Behind the Stack, Ep 3: How to Serve 100 Models on a Single GPU with No Cold Starts
Introduction
In many orgs, self-hosting LLMs starts with a single model. Then comes a customisation request. Then another. And before long, you’ve got dozens of fine-tuned variants - each trained with a LORA or other parameter-efficient technique.
Training these models is relatively lightweight. Serving them efficiently is a much harder problem. In this video, I break down how to serve many LORAs (or other PEFTs) on a single GPU, support dynamic load patterns, and avoid the high cost and latency of traditional serverless setups.
What Is a LoRA (and Why Use One)?
LoRA (Low-Rank Adaptation) is a popular form of parameter-efficient fine-tuning. Instead of updating full weight matrices, LoRA inserts small trainable adapters at key layers.
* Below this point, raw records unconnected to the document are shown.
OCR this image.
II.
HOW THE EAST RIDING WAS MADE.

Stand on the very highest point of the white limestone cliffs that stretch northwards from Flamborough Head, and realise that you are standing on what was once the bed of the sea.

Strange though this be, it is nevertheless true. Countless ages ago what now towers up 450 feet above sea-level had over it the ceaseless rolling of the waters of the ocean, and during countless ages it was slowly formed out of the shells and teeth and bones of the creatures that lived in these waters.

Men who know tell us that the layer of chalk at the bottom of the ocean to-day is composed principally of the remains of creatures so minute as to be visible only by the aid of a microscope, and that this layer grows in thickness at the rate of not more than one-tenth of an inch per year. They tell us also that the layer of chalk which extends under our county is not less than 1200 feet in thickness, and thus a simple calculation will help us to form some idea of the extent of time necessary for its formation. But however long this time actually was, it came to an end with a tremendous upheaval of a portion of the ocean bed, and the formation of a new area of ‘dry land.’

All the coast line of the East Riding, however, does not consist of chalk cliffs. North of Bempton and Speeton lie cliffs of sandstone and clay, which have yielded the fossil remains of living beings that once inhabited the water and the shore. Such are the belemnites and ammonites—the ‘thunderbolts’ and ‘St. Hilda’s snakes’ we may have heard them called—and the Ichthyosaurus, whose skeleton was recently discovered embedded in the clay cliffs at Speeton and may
- Only a small fraction of parameters are updated
- Training uses much less memory
- The resulting adapters are tiny (often
<1%of the model size)
These benefits make LoRA a go-to method for use cases where you want to:
- Customize a base model per task or domain
- Run many fine-tunes without retraining or duplicating the base model
- Stay compatible with quantized or frozen weights
At inference time, LoRA can either be merged into the model (for zero overhead), or kept separate to allow swapping between fine-tunes.